Preimplantation genetic testing for aneuploidy (PGT-A) during in vitro fertilization (IVF) did not lead to better chances of having a baby than conventional IVF among women with a good chance of a live birth, Chinese researchers found in a multicenter randomized trial.
Among women who had at least three good-quality blastocysts, PGT-A did not improve cumulative live birth rates compared to conventional IVF methods (77.2% vs 81.8%, absolute difference -4.6%), reported Zi-Jiang Chen, MD, PhD, of Shandong University in China, and colleagues.
Additionally, time to live birth and the number of embryos transferred to result in a birth were similar in both the genetic testing and conventional groups (1.2 vs 1.3 embryos), the researchers wrote in the New England Journal of Medicine.
“If you are someone who is in a good prognosis group … and you have three blastocysts, it is in your best interest to not do the genetic testing,” Richard Paulson, MD, director of USC Fertility in Los Angeles, who was not involved in this study, told MedPage Today.
Alan Penzias, MD, a reproductive endocrinologist at Boston IVF, who was also not involved in this trial, agreed. He said that the findings affirm smaller, previous retrospective and prospective trials that have found little benefit of testing in young, good-prognosis patients.
“I think that many times people have a lot of belief that using this technology will improve their outcomes if they’re young and healthy,” Penzias told MedPage Today. “Since the biopsy in this case does not fix the embryo, it’s not very surprising then that testing in the young, healthy population doesn’t get you a better pregnancy outcome.”
Penzias added that this data will improve patient counseling around genetic testing, as clinicians can present evidence about both cumulative live birth rates and potential risk of miscarriage to help patients make an informed decision.
Chen and colleagues noted that because the presence of aneuploidy increases the odds of implantation failure or spontaneous abortion, preimplantation genetic testing was introduced in an attempt to improve embryo selection and IVF success. But there is a lack of clinical data testing cumulative live birth outcomes among women with a good prognosis, they wrote.
They conducted a randomized controlled trial to compare cumulative birth rates of IVF patients who underwent PGT-A to those who underwent conventional therapy. Patients who had fertility treatment at one of 14 centers in China from July 2017 to June 2018 were included. They were followed up for 1 year after randomization.
All couples included in the study were diagnosed with subfertility, were undergoing their first IVF cycle, and had a good prognosis for live birth (i.e., ages 20 to 37 and had three or more good-quality blastocysts available). Couples were excluded if women had a known uterine abnormality or contraindication to pregnancy, if they planned to undergo genetic screening for disease or other parental chromosomal structural rearrangements, or if they used donor eggs or sperm.

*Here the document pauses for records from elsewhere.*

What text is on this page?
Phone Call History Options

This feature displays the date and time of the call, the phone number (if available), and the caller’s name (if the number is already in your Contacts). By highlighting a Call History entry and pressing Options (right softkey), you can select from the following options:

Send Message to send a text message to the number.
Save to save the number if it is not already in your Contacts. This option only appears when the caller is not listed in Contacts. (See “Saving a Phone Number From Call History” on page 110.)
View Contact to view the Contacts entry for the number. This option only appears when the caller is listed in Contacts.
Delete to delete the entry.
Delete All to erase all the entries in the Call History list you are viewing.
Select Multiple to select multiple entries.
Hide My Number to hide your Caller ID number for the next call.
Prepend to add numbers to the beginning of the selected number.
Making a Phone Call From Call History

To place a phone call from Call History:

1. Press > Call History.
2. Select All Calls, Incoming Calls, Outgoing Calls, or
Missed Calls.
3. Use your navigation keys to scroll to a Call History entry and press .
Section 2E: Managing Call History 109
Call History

In each cycle, a single frozen embryo transfer was performed with a euploid blastocyst in the genetic testing cohort, and a blastocyst chosen based on morphologic criteria in the conventional group. If live birth was not achieved after the first embryo transfer, subsequent embryo transfers were performed for up to three cycles.
In total, 1,212 women were included in the trial. Of the 1,809 embryos that were screened via genetic testing, nearly 70% were euploid. In both groups, patients had an average of 20 oocytes and seven good-quality blastocysts.
A majority of patients in both trial arms got pregnant after their first embryo transfer. However, more patients in the conventional IVF group needed a second and third embryo transfer to achieve a live birth.
There was a lower likelihood of clinical pregnancy loss among patients who underwent PGT-A compared to those in conventional treatment (8.7% vs 12.6%, respectively; rate ratio 0.69, 95% CI 0.49-0.98), Chen’s group found, but this did not affect overall results, as there were still no differences in time to pregnancy or cumulative live birth rate.
In a post hoc analysis, which included all live births within 1 year from all embryo transfers or other conceptions, there was no significant difference in cumulative live birth rates between the genetic testing cohort and the conventional IVF group (85.3% vs 82.5%, respectively).
Adverse events, including severe ovarian hyperstimulation syndrome, ectopic pregnancy, obstetrical or perinatal complications, and congenital anomalies were also similar between the two groups.
Chen’s group recognized a few limitations. This trial only included a “good prognosis group,” and may not be generalizable to more challenging patient populations. Additionally, it analyzed patients who had up to three embryo transfers, and the findings may not apply to situations where more embryos are available. Finally, the investigators performed intracytoplasmic sperm injection on all embryos, which may not be typical practice across IVF clinics.
Penzias said that this trial provides future investigators with a solid cornerstone to build future studies. Analyzing the impacts of preimplantation genetic testing for aneuploidy on older patients or those with recurrent miscarriage is a logical next step for research, he said, adding that cost of testing should also be assessed.
This trial was funded by the National Natural Science Foundation of China, the National Key Research and Development Program, and the Taishan Scholars Program for Young Experts of Shandong Province.
Chen disclosed no conflicts of interest. One co-author disclosed various ties to industry.